08. Mai 2008 Nachdem Spieler und Fans von Borussia Mönchengladbach nach der Rückkehr in die Bundesliga die Nacht zum Tag gemacht hatten, begann am Donnerstagmorgen mit leichten Kopfschmerzen schon wieder der Alltag. Aufstiegstrainer Jos Luhukay hatte seinen Jungs zwar grünes Licht für die spontane Party gegeben, am Tag nach dem entscheidenden 3:0-Erfolg gegen den SV Wehen Wiesbaden bat der Niederländer aber wieder pünktlich um 10.30 Uhr zum Auslaufen oder besser gesagt aktiven Ausnüchtern.
Es ist wichtig, diese Augenblicke richtig zu genießen, hatte Sportdirektor Christian Ziege, der gemeinsam mit Luhukay die neue Erfolgsmannschaft aufgebaut hat, seinen Profis am Abend noch mit auf den Weg gegeben: Denn sie sind schnell wieder vorbei, und dann beginnt die schwere Aufgabe, in der ersten Liga zu bleiben. Das ist aus meiner Sicht in den nächsten zwei Jahren unsere Aufgabe.
Bierduschen für Luhukay und Ziege
Vergessen wird die Jubelszenen vom Abend zuvor so schnell sicher niemand. Ziege und Luhukay wurden mit reichlich Bier geduscht, der Trainer landete sogar in voller Montur im Ermüdungsbecken. Dribbelkünstler Marko Marin war mit dem Mega-Bierglas in der Hand genau so flink unterwegs wie mit dem Ball und Mittelfeld-Motor Sascha Rösler half der Gedanke an künftige Duelle mit Bayern München oder Schalke 04 sogar ein wenig über den Verlust seiner blonden Mähne hinweg, die ihm noch auf dem Spielfeld abrasiert wurde.

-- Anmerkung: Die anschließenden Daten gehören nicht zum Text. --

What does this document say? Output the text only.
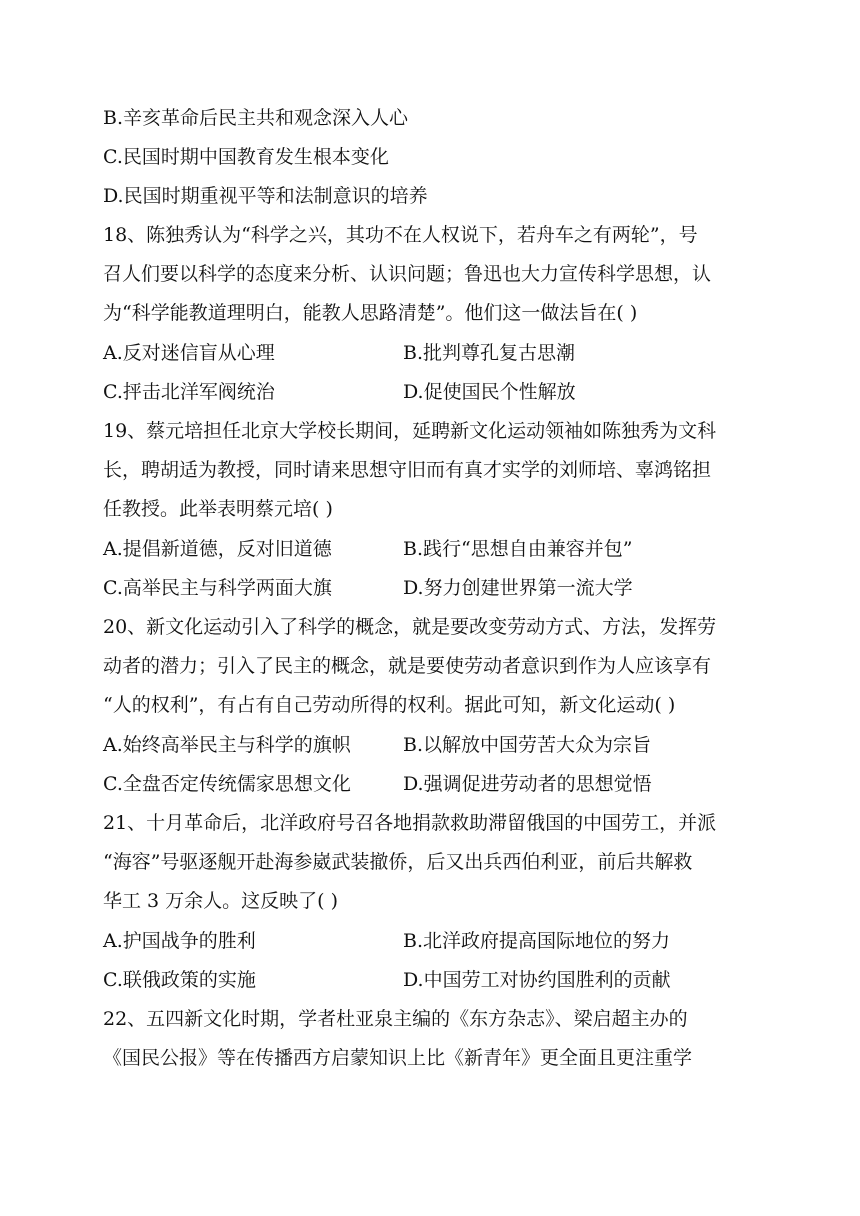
B.辛亥革命后民主共和观念深入人心
C.民国时期中国教育发生根本变化
D.民国时期重视平等和法制意识的培养
18、陈独秀认为“科学之兴，其功不在人权说下，若舟车之有两轮”，号
召人们要以科学的态度来分析、认识问题；鲁迅也大力宣传科学思想，认
为“科学能教道理明白，能教人思路清楚”。他们这一做法旨在( )
A.反对迷信盲从心理	B.批判尊孔复古思潮
C.抨击北洋军阀统治	D.促使国民个性解放
19、蔡元培担任北京大学校长期间，延聘新文化运动领袖如陈独秀为文科
长，聘胡适为教授，同时请来思想守旧而有真才实学的刘师培、辜鸿铭担
任教授。此举表明蔡元培( )
A.提倡新道德，反对旧道德	B.践行“思想自由兼容并包”
C.高举民主与科学两面大旗	D.努力创建世界第一流大学
20、新文化运动引入了科学的概念，就是要改变劳动方式、方法，发挥劳
动者的潜力；引入了民主的概念，就是要使劳动者意识到作为人应该享有
“人的权利”，有占有自己劳动所得的权利。据此可知，新文化运动( )
A.始终高举民主与科学的旗帜	B.以解放中国劳苦大众为宗旨
C.全盘否定传统儒家思想文化	D.强调促进劳动者的思想觉悟
21、十月革命后，北洋政府号召各地捐款救助滞留俄国的中国劳工，并派
“海容”号驱逐舰开赴海参崴武装撤侨，后又出兵西伯利亚，前后共解救
华工 3 万余人。这反映了( )
A.护国战争的胜利	B.北洋政府提高国际地位的努力
C.联俄政策的实施	D.中国劳工对协约国胜利的贡献
22、五四新文化时期，学者杜亚泉主编的《东方杂志》、梁启超主办的
《国民公报》等在传播西方启蒙知识上比《新青年》更全面且更注重学
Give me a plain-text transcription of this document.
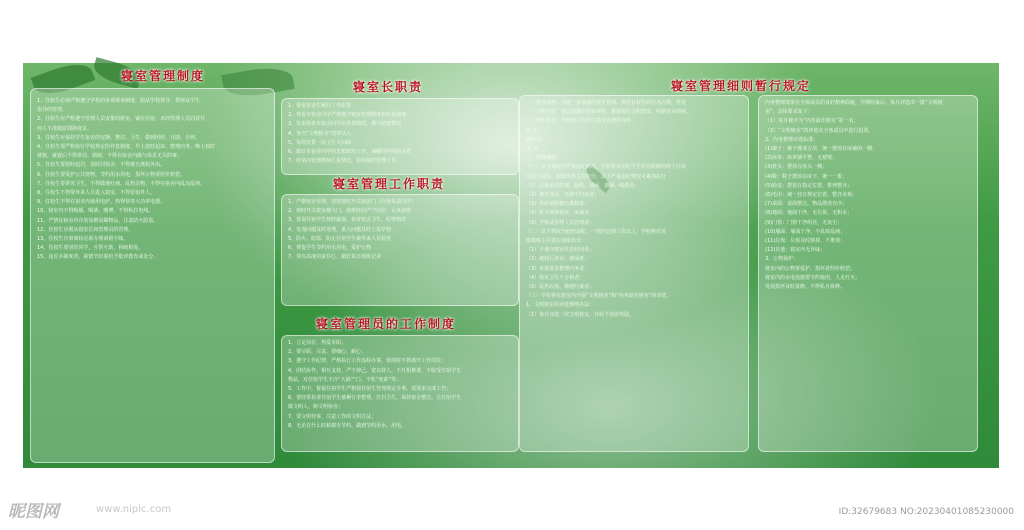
寝室管理制度
1、住校生必须严格遵守学校的各项规章制度，服从学校领导、教师及学生
指导的管理。
2、住校生应严格遵守管理人员安排的寝室，铺位住宿，未经管理人员同意任
何人不准随意调换寝室。
3、住校生应保持学生宿舍的安静、整洁、卫生，做到团结、互助、自律。
4、住校生要严格执行学校规定的作息制度，早上按时起床、整理内务，晚上按时
就寝，就寝后不得讲话、嬉闹，不得在宿舍内做与休息无关的事。
5、住校生要按时起居，按时回宿舍，不得擅自离校外出。
6、住校生要爱护公共财物，节约用水用电，损坏公物要照价赔偿。
7、住校生要讲究卫生，不得随地吐痰、乱扔杂物，不得在宿舍内乱涂乱画。
8、住校生不得带外来人员进入寝室，不得留宿外人。
9、住校生不得在宿舍内使用电炉、热得快等大功率电器。
10、寝室内不得吸烟、喝酒、赌博，不得私拉电线。
11、严禁在宿舍内存放易燃易爆物品，注意防火防盗。
12、住校生应服从寝室长和管理员的管理。
13、住校生有事离校必须办理请假手续。
14、住校生要团结同学，互帮互助，和睦相处。
15、违反本制度者，视情节轻重给予批评教育或处分。
1、督促宿舍生履行工作职责
2、督促本宿舍同学严格遵守寝室管理制度和作息制度
3、负责检查本宿舍同学的各项情况，遵守制度情况
4、争当“文明宿舍”的带头人
5、每周安排一次卫生大扫除
6、做好本宿舍同学的思想政治工作，调解同学间的矛盾
7、经常向管理教师汇报情况，协助搞好管理工作
寝室长职责
寝室管理工作职责
1、严格宿舍管理，坚持按时开关宿舍门（内务负责同学）
2、按时开关寝室楼大门，值班时间严守岗位，认真值班
3、督促住宿学生按时就寝，检查宿舍卫生、纪律情况
4、发现问题及时处理，重大问题及时上报学校
5、防火、防盗、防止住宿学生被外来人员侵害
6、督促学生节约用水用电，爱护公物
7、要有高度的责任心，做好每日值班记录
寝室管理员的工作制度
1、立足岗位，热爱本职；
2、要尽职，尽责，要细心，耐心；
3、遵守工作纪律，严格执行工作流程办事，值岗时不得离开工作岗位；
4、团结协作，相互支持，严于律己，宽以待人，不互相推诿，不收受住宿学生
物品，对住宿学生不冷“大锅”“门、不吃“死索”等；
5、工作中，督促住宿学生严格按住宿生管理规定办事，按要求完成工作；
6、要经常检查住宿学生被褥行李整理，打扫卫生，保持宿舍整洁，让住宿学生
做文明人，树文明宿舍；
7、要文明待客，注意工作的文明方法；
8、无论在什么时候都有节约，做到节约用水、用电。
寝室管理细则暂行规定
一、指导思想：为进一步加强住校生管理，规范日校生的行为习惯，营造
一个文明守纪、整洁温馨的住宿环境，推进校园文明建设，特制定本细则。
二、组织领导：学校成立住校生寝室管理领导组
组 长：
副组长：
成 员：
三、管理细则：
（一）以下情况为严重违纪情况，学校将对违纪学生所在班级的班主任每
日进行通报，扣除该班主任积分。以下严重违纪情况可累加扣分
（1）在寝室内打架、起哄、嬉闹、抽烟、喝酒者；
（2）擅自外出，无故不归宿者；
（3）未经请假擅自离校者；
（4）私自调换寝室、床铺者；
（5）不服从管理人员管理者；
（二）以下情况为较轻违纪，一周内达到三次以上，学校将对该
班级班主任进行通报扣分：
（1）不遵守寝室作息时间者；
（2）就寝后讲话、嬉闹者；
（3）未按要求整理内务者；
（4）寝室卫生不合格者；
（5）乱扔垃圾、随地吐痰者；
（三）学校将在寝室内开展“文明寝室”和“内务最佳寝室”的评选。
1、文明寝室的评选规则办法：
（1）每月评选一次文明寝室，并给予表彰奖励。
内务整理效果在全体成员的良好精神面貌，学期结束后，每月评选出一批“文明寝
室”，具体要求如下：
（1）每月被评为“内务最佳寝室”第一名；
（2）“文明寝室”的评选在全体成员中进行投票。
2、内务整理评选标准：
(1)被子：被子叠成方块，统一摆放在床铺的一侧；
(2)床单：床单铺平整，无褶皱；
(3)枕头：摆放在床头一侧；
(4)鞋：鞋子摆放在床下，统一一排；
(5)脸盆：摆放在指定位置，排列整齐；
(6)毛巾：统一挂在规定位置，整齐美观；
(7)桌面：桌面整洁，物品摆放有序；
(8)地面：地面干净，无垃圾，无积水；
(9)门窗：门窗干净明亮，无灰尘；
(10)墙面：墙面干净，不乱贴乱画；
(11)垃圾：垃圾及时倒掉，不堆放；
(12)其他：寝室内无异味；
3、公物保护：
寝室内的公物要爱护，损坏者照价赔偿；
寝室内的水电设施要节约使用，人走灯灭；
发现损坏及时报修，不得私自拆修。
昵图网	www.nipic.com	ID:32679683 NO:20230401085230000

Ziege hatte sich schon während der Ehrenrunde von Trainer und Mannschaft ein wenig zurückgenommen. Ganz allein saß der Manager-Neuling nach seiner Reifeprüfung auf der Ersatzbank. Im vorigen Sommer musste er nach dem bitteren Abstieg um Kapitän Oliver Neuville eine neue Mannschaft aufbauen. 15 Spieler gingen, elf neue kamen und dank Neuzugängen wie Torjäger Rob Friend (16 Saisontore), Rösler oder Defensivstratege Patrick Paauwe kehrte der Erfolg zurück nach Gladbach.
Vier bis fünf Verstärkungen gesucht
Unser Ziel war ganz klar, es gleich im ersten Jahr zu schaffen. Viele hatten uns das nicht zugetraut. Wir haben es trotzdem geschafft, sagte Ziege zufrieden. Es war keine einfache Aufgabe, zumal es für mich sehr neu war. Ich behaupte aber, dass ich in 16 Jahren Profi-Fußball mitbekommen habe, worauf man achten muss. Jetzt sucht er gemeinsam mit Luhukay vier bis fünf Ergänzungen für die neue Saison, das Gerüst steht nach Worten Zieges indes bereits.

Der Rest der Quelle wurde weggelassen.